Le cinéaste de Sideways s'y intéresse à la vie pas du tout paradisiaque d'une famille hawaïenne. Matt King (George Clooney), avocat spécialisé dans l'immobilier dont la famille détient des terres vierges dans l'archipel, tente péniblement de maintenir l'équilibre avec ses filles adolescentes après un accident de bateau qui a laissé sa femme dans le coma.

Entre le drame et la comédie noire, éclairant de subtiles touches d'absurdité la tragédie, Alexander Payne creuse davantage le sillon d'une filmographie fort intéressante, avec l'esprit, la finesse et l'audace qu'on lui connaît.

On m'excusera ce degré ultime du cliché, mais on rit (notamment des plis de pantalon trop larges et des chemises fleuries de George Clooney) et on est ému en regardant ce film. Et on rit même parfois quand on devrait être ému.

George Clooney est formidablement juste dans ce contre-emploi de père de famille dépassé par les événements. Shailene Woodley, qui interprète sa fille aînée, sera l'une des révélations de la saison cinématographique aux États-Unis. D'une manière ou d'une autre, je parie que The Descendants sera finaliste aux Oscars.
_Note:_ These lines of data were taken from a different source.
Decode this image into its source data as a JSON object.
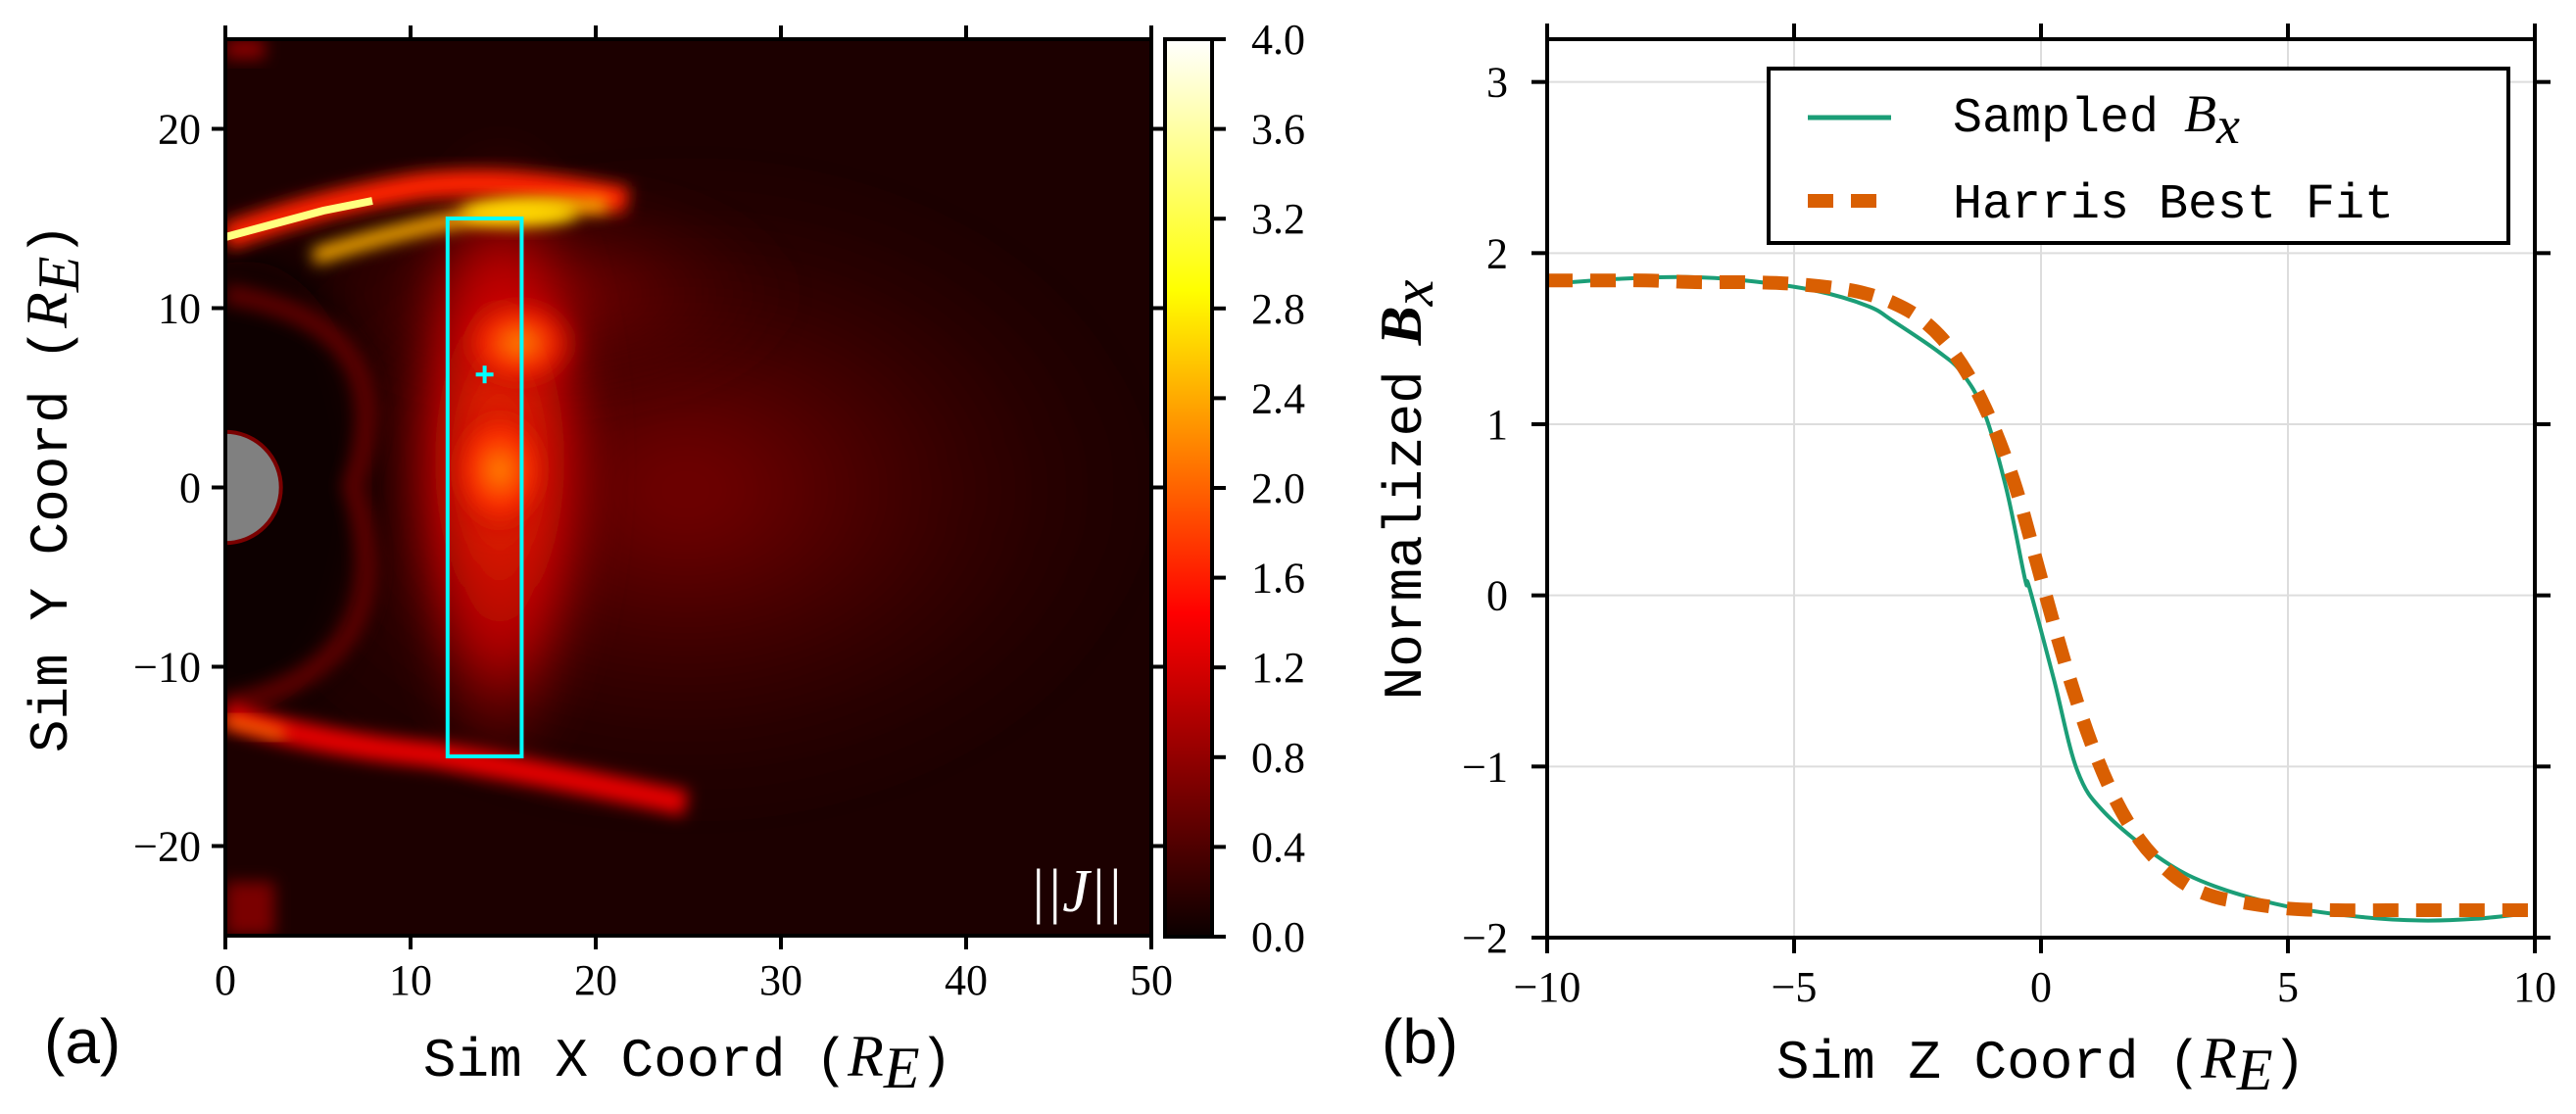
{
  "chart_data": [
    {
      "type": "heatmap",
      "panel_label": "(a)",
      "xlabel": "Sim X Coord",
      "xlabel_unit": "R",
      "xlabel_unit_sub": "E",
      "ylabel": "Sim Y Coord",
      "ylabel_unit": "R",
      "ylabel_unit_sub": "E",
      "xlim": [
        0,
        50
      ],
      "ylim": [
        -25,
        25
      ],
      "xticks": [
        0,
        10,
        20,
        30,
        40,
        50
      ],
      "xtick_labels": [
        "0",
        "10",
        "20",
        "30",
        "40",
        "50"
      ],
      "yticks": [
        20,
        10,
        0,
        -10,
        -20
      ],
      "ytick_labels": [
        "20",
        "10",
        "0",
        "−10",
        "−20"
      ],
      "quantity_label": "||J||",
      "colormap": "hot",
      "colorbar": {
        "range": [
          0.0,
          4.0
        ],
        "ticks": [
          0.0,
          0.4,
          0.8,
          1.2,
          1.6,
          2.0,
          2.4,
          2.8,
          3.2,
          3.6,
          4.0
        ],
        "tick_labels": [
          "0.0",
          "0.4",
          "0.8",
          "1.2",
          "1.6",
          "2.0",
          "2.4",
          "2.8",
          "3.2",
          "3.6",
          "4.0"
        ]
      },
      "earth": {
        "center": [
          0,
          0
        ],
        "radius": 3,
        "color": "#808080"
      },
      "sample_box": {
        "x": [
          12,
          16
        ],
        "y": [
          -15,
          15
        ],
        "color": "#00ffff"
      },
      "sample_point": {
        "x": 14,
        "y": 6.3,
        "color": "#00ffff"
      },
      "features": [
        {
          "name": "upper-magnetopause",
          "x": [
            0,
            16
          ],
          "y": [
            14,
            16
          ],
          "peak_value": 4.0
        },
        {
          "name": "upper-current-hotspot",
          "x": [
            14,
            18
          ],
          "y": [
            14,
            16
          ],
          "peak_value": 3.0
        },
        {
          "name": "mid-current-blob",
          "x": [
            14,
            18
          ],
          "y": [
            9,
            12
          ],
          "peak_value": 2.4
        },
        {
          "name": "equatorial-current-blob",
          "x": [
            12,
            17
          ],
          "y": [
            -2,
            4
          ],
          "peak_value": 2.2
        },
        {
          "name": "lower-magnetopause",
          "x": [
            0,
            20
          ],
          "y": [
            -17,
            -12
          ],
          "peak_value": 2.6
        }
      ]
    },
    {
      "type": "line",
      "panel_label": "(b)",
      "xlabel": "Sim Z Coord",
      "xlabel_unit": "R",
      "xlabel_unit_sub": "E",
      "ylabel": "Normalized",
      "ylabel_math": "B",
      "ylabel_math_sub": "x",
      "xlim": [
        -10,
        10
      ],
      "ylim": [
        -2,
        3.25
      ],
      "xticks": [
        -10,
        -5,
        0,
        5,
        10
      ],
      "xtick_labels": [
        "−10",
        "−5",
        "0",
        "5",
        "10"
      ],
      "yticks": [
        3,
        2,
        1,
        0,
        -1,
        -2
      ],
      "ytick_labels": [
        "3",
        "2",
        "1",
        "0",
        "−1",
        "−2"
      ],
      "grid": true,
      "legend": "top-right",
      "series": [
        {
          "name": "Sampled B_x",
          "legend_text": "Sampled",
          "legend_math": "B",
          "legend_math_sub": "x",
          "color": "#1b9e77",
          "style": "solid",
          "x": [
            -9.95,
            -8.5,
            -7.2,
            -6.0,
            -4.56,
            -3.5,
            -2.98,
            -2.06,
            -1.6,
            -1.15,
            -0.7,
            -0.32,
            -0.24,
            0.26,
            0.73,
            1.29,
            2.48,
            3.52,
            5.02,
            6.5,
            7.7,
            8.8,
            9.82
          ],
          "y": [
            1.82,
            1.85,
            1.86,
            1.84,
            1.78,
            1.69,
            1.6,
            1.42,
            1.3,
            1.07,
            0.62,
            0.09,
            0.05,
            -0.49,
            -1.02,
            -1.27,
            -1.55,
            -1.7,
            -1.82,
            -1.88,
            -1.9,
            -1.89,
            -1.86
          ]
        },
        {
          "name": "Harris Best Fit",
          "legend_text": "Harris Best Fit",
          "color": "#d95f02",
          "style": "dashed",
          "model": "B0 * tanh(-(z - z0) / L)",
          "params": {
            "B0": 1.84,
            "z0": -0.1,
            "L": 1.8
          },
          "x": [
            -10,
            -9,
            -8,
            -7,
            -6,
            -5,
            -4,
            -3.5,
            -3,
            -2.5,
            -2,
            -1.5,
            -1,
            -0.5,
            0,
            0.5,
            1,
            1.5,
            2,
            2.5,
            3,
            3.5,
            4,
            5,
            6,
            7,
            8,
            9,
            10
          ],
          "y": [
            1.84,
            1.84,
            1.84,
            1.83,
            1.83,
            1.82,
            1.79,
            1.76,
            1.71,
            1.63,
            1.5,
            1.3,
            1.01,
            0.62,
            0.1,
            -0.41,
            -0.85,
            -1.19,
            -1.43,
            -1.59,
            -1.7,
            -1.76,
            -1.79,
            -1.83,
            -1.84,
            -1.84,
            -1.84,
            -1.84,
            -1.84
          ]
        }
      ]
    }
  ]
}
Au même rayon de l'humour décalé, Todd Solondz (Storytelling, Happiness) rate malheureusement le coche avec Dark Horse. Malgré quelques répliques sardoniques et un personnage central savoureux, son film manque cruellement de cohésion, de mordant et de direction. En nous laissant imaginer ce qu'il aurait pu faire, s'il avait été plus inspiré, de cet adolescent attardé de 35 ans (Jordan Gelber), qui collectionne les figurines et les phrases déplacées, qui habite chez ses parents (Mia Farrow et Christophe Walken), conduit un immense Hummer jaune et s'amourache d'une suicidaire (Selma Blair) avec qui il n'a rien en commun. Déception.